Deflate Compression#
Supported Compressed Data Formats#
The Deflate standard organizes the compressed data into a series of “blocks”. Each block is defined by one of the three types:
Stored Block: The input data is stored in an uncompressed form.
Fixed Block: The input data is compressed with a fixed Huffman table defined by the standard. The fixed Huffman table is usually suboptimal, but in this case the compressed stream doesn’t need to include a set of Huffman codes.
Dynamic Block: The input data is compressed with a Huffman table that is optimized for that particular block.

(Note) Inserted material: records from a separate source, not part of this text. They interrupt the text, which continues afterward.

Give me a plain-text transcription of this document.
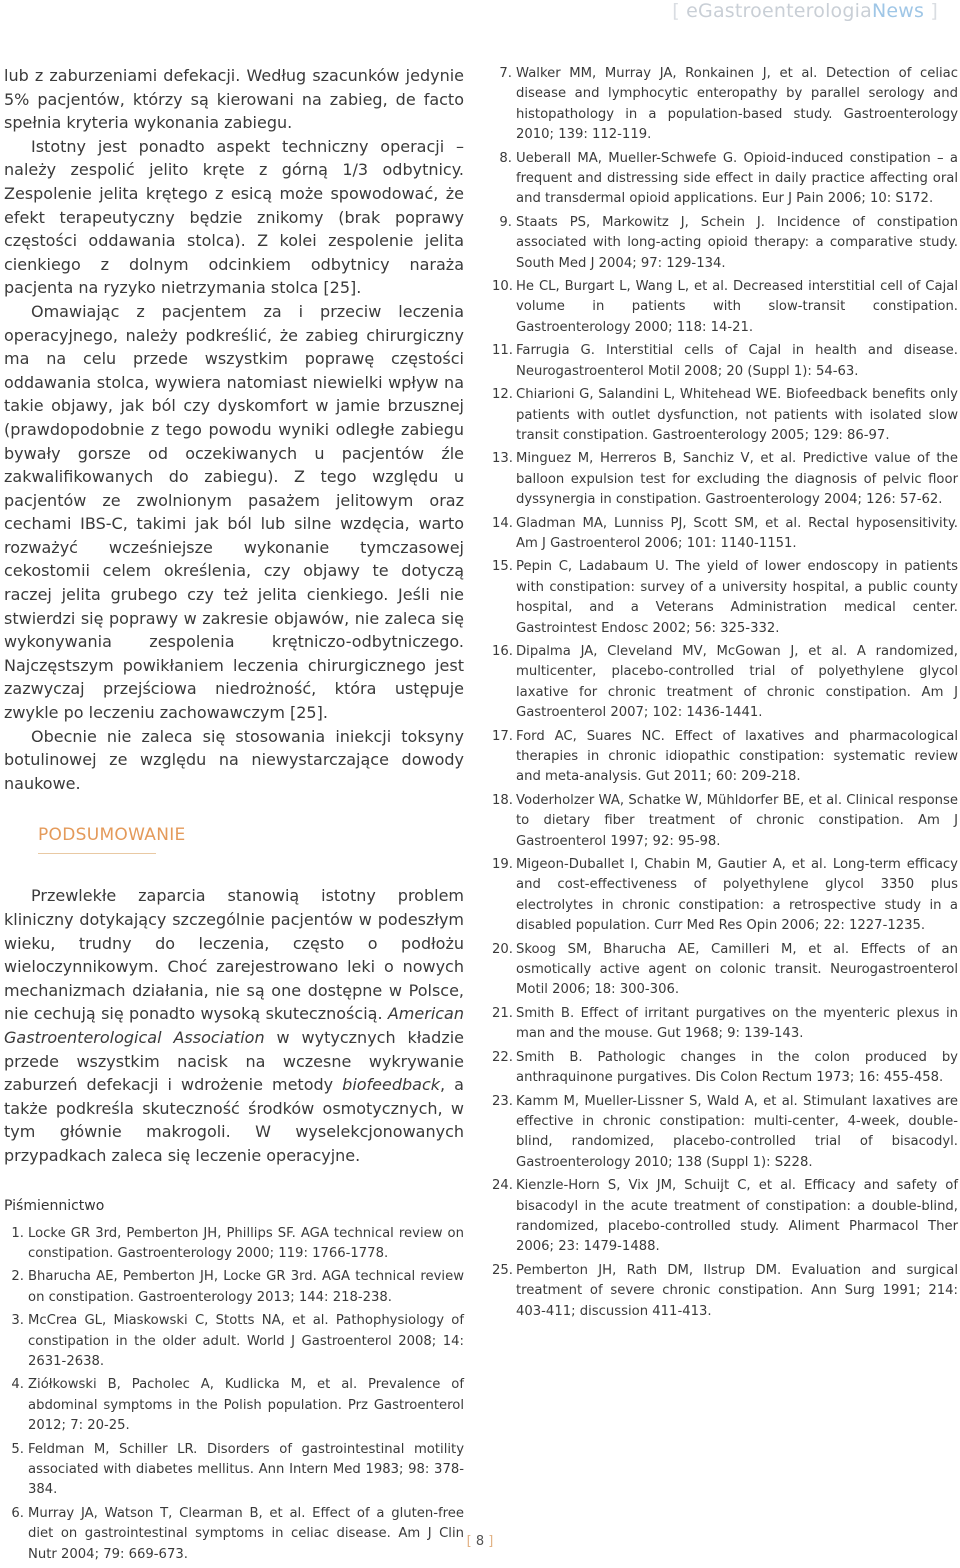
[ eGastroenterologiaNews ]

lub z zaburzeniami defekacji. Według szacunków jedynie 5% pacjentów, którzy są kierowani na zabieg, de facto spełnia kryteria wykonania zabiegu.

Istotny jest ponadto aspekt techniczny operacji – należy zespolić jelito kręte z górną 1/3 odbytnicy. Zespolenie jelita krętego z esicą może spowodować, że efekt terapeutyczny będzie znikomy (brak poprawy częstości oddawania stolca). Z kolei zespolenie jelita cienkiego z dolnym odcinkiem odbytnicy naraża pacjenta na ryzyko nietrzymania stolca [25].

Omawiając z pacjentem za i przeciw leczenia operacyjnego, należy podkreślić, że zabieg chirurgiczny ma na celu przede wszystkim poprawę częstości oddawania stolca, wywiera natomiast niewielki wpływ na takie objawy, jak ból czy dyskomfort w jamie brzusznej (prawdopodobnie z tego powodu wyniki odległe zabiegu bywały gorsze od oczekiwanych u pacjentów źle zakwalifikowanych do zabiegu). Z tego względu u pacjentów ze zwolnionym pasażem jelitowym oraz cechami IBS-C, takimi jak ból lub silne wzdęcia, warto rozważyć wcześniejsze wykonanie tymczasowej cekostomii celem określenia, czy objawy te dotyczą raczej jelita grubego czy też jelita cienkiego. Jeśli nie stwierdzi się poprawy w zakresie objawów, nie zaleca się wykonywania zespolenia krętniczo-odbytniczego. Najczęstszym powikłaniem leczenia chirurgicznego jest zazwyczaj przejściowa niedrożność, która ustępuje zwykle po leczeniu zachowawczym [25].

Obecnie nie zaleca się stosowania iniekcji toksyny botulinowej ze względu na niewystarczające dowody naukowe.

PODSUMOWANIE

Przewlekłe zaparcia stanowią istotny problem kliniczny dotykający szczególnie pacjentów w podeszłym wieku, trudny do leczenia, często o podłożu wieloczynnikowym. Choć zarejestrowano leki o nowych mechanizmach działania, nie są one dostępne w Polsce, nie cechują się ponadto wysoką skutecznością. American Gastroenterological Association w wytycznych kładzie przede wszystkim nacisk na wczesne wykrywanie zaburzeń defekacji i wdrożenie metody biofeedback, a także podkreśla skuteczność środków osmotycznych, w tym głównie makrogoli. W wyselekcjonowanych przypadkach zaleca się leczenie operacyjne.

Piśmiennictwo
1. Locke GR 3rd, Pemberton JH, Phillips SF. AGA technical review on constipation. Gastroenterology 2000; 119: 1766-1778.
2. Bharucha AE, Pemberton JH, Locke GR 3rd. AGA technical review on constipation. Gastroenterology 2013; 144: 218-238.
3. McCrea GL, Miaskowski C, Stotts NA, et al. Pathophysiology of constipation in the older adult. World J Gastroenterol 2008; 14: 2631-2638.
4. Ziółkowski B, Pacholec A, Kudlicka M, et al. Prevalence of abdominal symptoms in the Polish population. Prz Gastroenterol 2012; 7: 20-25.
5. Feldman M, Schiller LR. Disorders of gastrointestinal motility associated with diabetes mellitus. Ann Intern Med 1983; 98: 378-384.
6. Murray JA, Watson T, Clearman B, et al. Effect of a gluten-free diet on gastrointestinal symptoms in celiac disease. Am J Clin Nutr 2004; 79: 669-673.
7. Walker MM, Murray JA, Ronkainen J, et al. Detection of celiac disease and lymphocytic enteropathy by parallel serology and histopathology in a population-based study. Gastroenterology 2010; 139: 112-119.
8. Ueberall MA, Mueller-Schwefe G. Opioid-induced constipation – a frequent and distressing side effect in daily practice affecting oral and transdermal opioid applications. Eur J Pain 2006; 10: S172.
9. Staats PS, Markowitz J, Schein J. Incidence of constipation associated with long-acting opioid therapy: a comparative study. South Med J 2004; 97: 129-134.
10. He CL, Burgart L, Wang L, et al. Decreased interstitial cell of Cajal volume in patients with slow-transit constipation. Gastroenterology 2000; 118: 14-21.
11. Farrugia G. Interstitial cells of Cajal in health and disease. Neurogastroenterol Motil 2008; 20 (Suppl 1): 54-63.
12. Chiarioni G, Salandini L, Whitehead WE. Biofeedback benefits only patients with outlet dysfunction, not patients with isolated slow transit constipation. Gastroenterology 2005; 129: 86-97.
13. Minguez M, Herreros B, Sanchiz V, et al. Predictive value of the balloon expulsion test for excluding the diagnosis of pelvic floor dyssynergia in constipation. Gastroenterology 2004; 126: 57-62.
14. Gladman MA, Lunniss PJ, Scott SM, et al. Rectal hyposensitivity. Am J Gastroenterol 2006; 101: 1140-1151.
15. Pepin C, Ladabaum U. The yield of lower endoscopy in patients with constipation: survey of a university hospital, a public county hospital, and a Veterans Administration medical center. Gastrointest Endosc 2002; 56: 325-332.
16. Dipalma JA, Cleveland MV, McGowan J, et al. A randomized, multicenter, placebo-controlled trial of polyethylene glycol laxative for chronic treatment of chronic constipation. Am J Gastroenterol 2007; 102: 1436-1441.
17. Ford AC, Suares NC. Effect of laxatives and pharmacological therapies in chronic idiopathic constipation: systematic review and meta-analysis. Gut 2011; 60: 209-218.
18. Voderholzer WA, Schatke W, Mühldorfer BE, et al. Clinical response to dietary fiber treatment of chronic constipation. Am J Gastroenterol 1997; 92: 95-98.
19. Migeon-Duballet I, Chabin M, Gautier A, et al. Long-term efficacy and cost-effectiveness of polyethylene glycol 3350 plus electrolytes in chronic constipation: a retrospective study in a disabled population. Curr Med Res Opin 2006; 22: 1227-1235.
20. Skoog SM, Bharucha AE, Camilleri M, et al. Effects of an osmotically active agent on colonic transit. Neurogastroenterol Motil 2006; 18: 300-306.
21. Smith B. Effect of irritant purgatives on the myenteric plexus in man and the mouse. Gut 1968; 9: 139-143.
22. Smith B. Pathologic changes in the colon produced by anthraquinone purgatives. Dis Colon Rectum 1973; 16: 455-458.
23. Kamm M, Mueller-Lissner S, Wald A, et al. Stimulant laxatives are effective in chronic constipation: multi-center, 4-week, double-blind, randomized, placebo-controlled trial of bisacodyl. Gastroenterology 2010; 138 (Suppl 1): S228.
24. Kienzle-Horn S, Vix JM, Schuijt C, et al. Efficacy and safety of bisacodyl in the acute treatment of constipation: a double-blind, randomized, placebo-controlled study. Aliment Pharmacol Ther 2006; 23: 1479-1488.
25. Pemberton JH, Rath DM, Ilstrup DM. Evaluation and surgical treatment of severe chronic constipation. Ann Surg 1991; 214: 403-411; discussion 411-413.
[ 8 ]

This results in a more efficient code, but requires two passes: one pass to analyze the data and gather its statistics, with which an optimal Huffman table can be generated, and another pass to compress the data with the optimal Huffman table.
Intel® Query Processing Library (Intel® QPL) includes a fourth type called Static Block, where the input data is compressed with a user-defined Huffman table which can differ from block to block. A static block, from the point of view of the Deflate standard, is a dynamic block. However, for static blocks, the Huffman tables are determined ahead of time and do not depend on the input data. Note that the compression can happen in one pass with a static block because the Huffman Table is provided by the application. The application is responsible for providing a suitable Huffman table for the data; otherwise, the compression ratio may be low.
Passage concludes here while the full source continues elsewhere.